Baseline mean visual acuity was 20/133 with a mean central retinal thickness of 350.5 μm in the non-VMA group and was 20/145 with 371.8 μm in the VMA group. Mean visual acuity in the non-VMA group was 20/83 and 20/64 at Years 1 and 2, respectively (P < 0.01 to baseline). Mean visual acuity in the VMA group was 20/81 and 20/85 at Years 1 and 2, respectively (P < 0.01 to baseline). The central retinal thickness was 289.71 μm and 267 μm at Years 1 and 2, respectively (P < 0.01 to baseline) in the non-VMA group and was 305.3 μm and 289.24 μm (P < 0.01 to baseline) in the VMA group.
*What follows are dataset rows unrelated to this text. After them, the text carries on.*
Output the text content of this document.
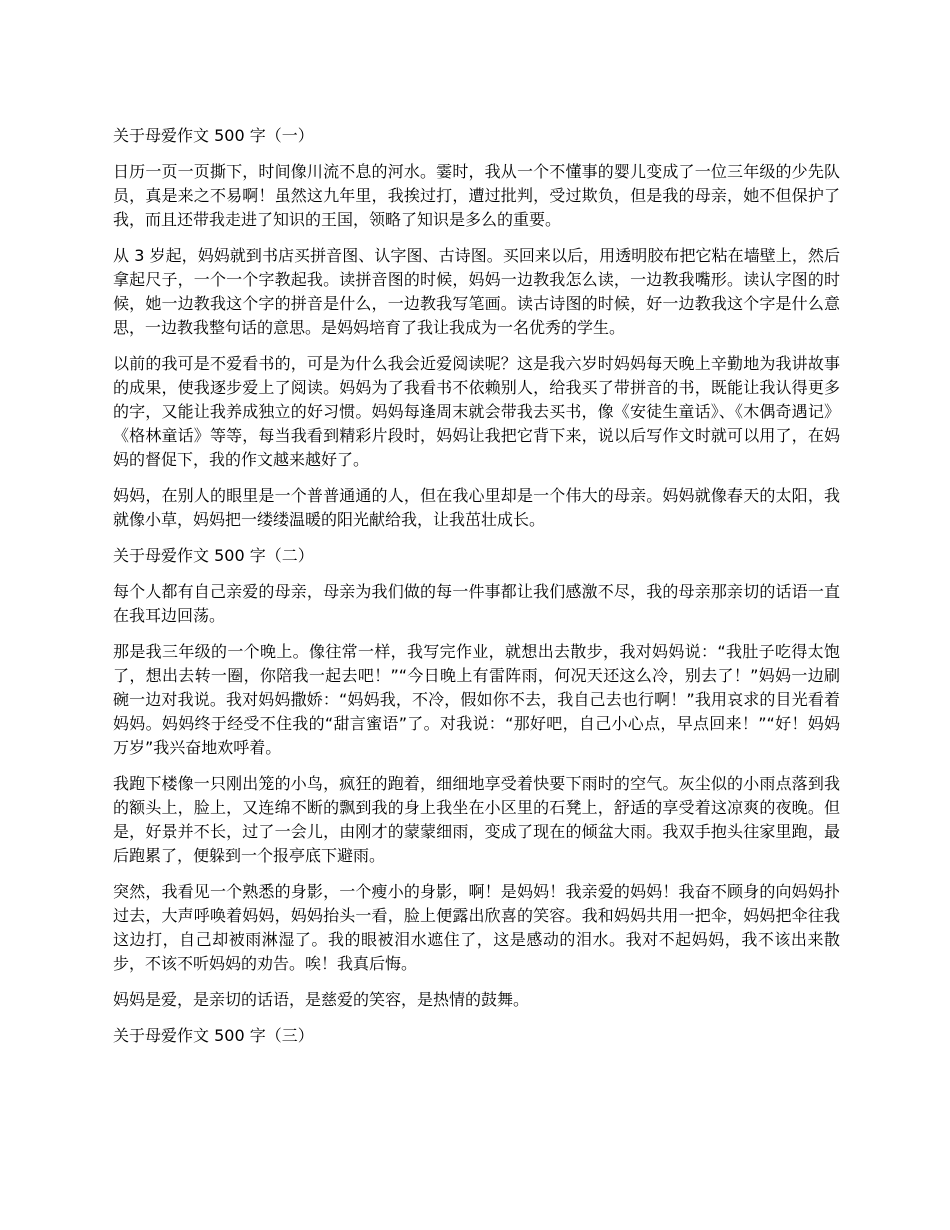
关于母爱作文 500 字（一）

日历一页一页撕下，时间像川流不息的河水。霎时，我从一个不懂事的婴儿变成了一位三年级的少先队员，真是来之不易啊！虽然这九年里，我挨过打，遭过批判，受过欺负，但是我的母亲，她不但保护了我，而且还带我走进了知识的王国，领略了知识是多么的重要。

从 3 岁起，妈妈就到书店买拼音图、认字图、古诗图。买回来以后，用透明胶布把它粘在墙壁上，然后拿起尺子，一个一个字教起我。读拼音图的时候，妈妈一边教我怎么读，一边教我嘴形。读认字图的时候，她一边教我这个字的拼音是什么，一边教我写笔画。读古诗图的时候，好一边教我这个字是什么意思，一边教我整句话的意思。是妈妈培育了我让我成为一名优秀的学生。

以前的我可是不爱看书的，可是为什么我会近爱阅读呢？这是我六岁时妈妈每天晚上辛勤地为我讲故事的成果，使我逐步爱上了阅读。妈妈为了我看书不依赖别人，给我买了带拼音的书，既能让我认得更多的字，又能让我养成独立的好习惯。妈妈每逢周末就会带我去买书，像《安徒生童话》、《木偶奇遇记》《格林童话》等等，每当我看到精彩片段时，妈妈让我把它背下来，说以后写作文时就可以用了，在妈妈的督促下，我的作文越来越好了。

妈妈，在别人的眼里是一个普普通通的人，但在我心里却是一个伟大的母亲。妈妈就像春天的太阳，我就像小草，妈妈把一缕缕温暖的阳光献给我，让我茁壮成长。

关于母爱作文 500 字（二）

每个人都有自己亲爱的母亲，母亲为我们做的每一件事都让我们感激不尽，我的母亲那亲切的话语一直在我耳边回荡。

那是我三年级的一个晚上。像往常一样，我写完作业，就想出去散步，我对妈妈说：“我肚子吃得太饱了，想出去转一圈，你陪我一起去吧！”“今日晚上有雷阵雨，何况天还这么冷，别去了！”妈妈一边刷碗一边对我说。我对妈妈撒娇：“妈妈我，不冷，假如你不去，我自己去也行啊！”我用哀求的目光看着妈妈。妈妈终于经受不住我的“甜言蜜语”了。对我说：“那好吧，自己小心点，早点回来！”“好！妈妈万岁”我兴奋地欢呼着。

我跑下楼像一只刚出笼的小鸟，疯狂的跑着，细细地享受着快要下雨时的空气。灰尘似的小雨点落到我的额头上，脸上，又连绵不断的飘到我的身上我坐在小区里的石凳上，舒适的享受着这凉爽的夜晚。但是，好景并不长，过了一会儿，由刚才的蒙蒙细雨，变成了现在的倾盆大雨。我双手抱头往家里跑，最后跑累了，便躲到一个报亭底下避雨。

突然，我看见一个熟悉的身影，一个瘦小的身影，啊！是妈妈！我亲爱的妈妈！我奋不顾身的向妈妈扑过去，大声呼唤着妈妈，妈妈抬头一看，脸上便露出欣喜的笑容。我和妈妈共用一把伞，妈妈把伞往我这边打，自己却被雨淋湿了。我的眼被泪水遮住了，这是感动的泪水。我对不起妈妈，我不该出来散步，不该不听妈妈的劝告。唉！我真后悔。

妈妈是爱，是亲切的话语，是慈爱的笑容，是热情的鼓舞。

关于母爱作文 500 字（三）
The mean total number of injections at Year 1 for non-VMA was 7.4 compared with 8.4 in VMA (P = 0.001) and 5.5 versus 6.7 for the 2 groups in Year 2 (P = 0.027). The mean longest extension at Year 1 was 11.8 weeks compared with 10.1 week (P = 0.005) and for Year 2 was 14.1 weeks compared with 12 weeks (P = 0.041).
The vitreomacular interface seems to have a significant influence on anti-vascular endothelial growth factor treatment intervals but not visual acuity or exudative control outcomes. Eyes with VMA on spectral domain optical coherence tomography at baseline may require more intensive treatment with decreased ability to extend treatment intervals.
确定玻璃体黄斑粘连(VMA)对采用按需治疗并延长治疗方案接受抗血管内皮生长因子药物治疗的新生血管性年龄相关性黄斑变性患者治疗效果的影响。
对威尔斯眼科医院视网膜科181例患者的204只眼进行回顾性连续病例系列研究,随访时间至少1年。通过频域光学相干断层扫描确定玻璃体黄斑界面特征。153只眼(75%)无VMA体征(非VMA组),51只眼(25%)有VMA。
非VMA组基线平均视力为20/133,平均中心视网膜厚度为350.5μm;VMA组基线平均视力为20/145,平均中心视网膜厚度为371.8μm。非VMA组第1年和第2年的平均视力分别为20/83和20/64(与基线相比,P<0.01)。VMA组第1年和第2年的平均视力分别为20/81和20/85(与基线相比,P<0.01)。非VMA组第1年和第2年的中心视网膜厚度分别为289.71μm和267μm(与基线相比,P<0.01),VMA组分别为305.3μm和289.24μm(与基线相比,P<0.01)。非VMA组第1年的平均注射总次数为7.4次,VMA组为8.4次(P=0.001);两组在第2年分别为5.5次和6.7次(P=0.027)。第1年非VMA组的平均最长延长时间为11.8周,VMA组为10.1周(P=0.005);第2年分别为14.1周和12周(P=0.041)。
玻璃体黄斑界面似乎对抗血管内皮生长因子的治疗间隔有显著影响,但对视力或渗出控制效果无影响。基线时频域光学相干断层扫描显示有VMA的眼可能需要更强化的治疗,且延长治疗间隔的能力降低。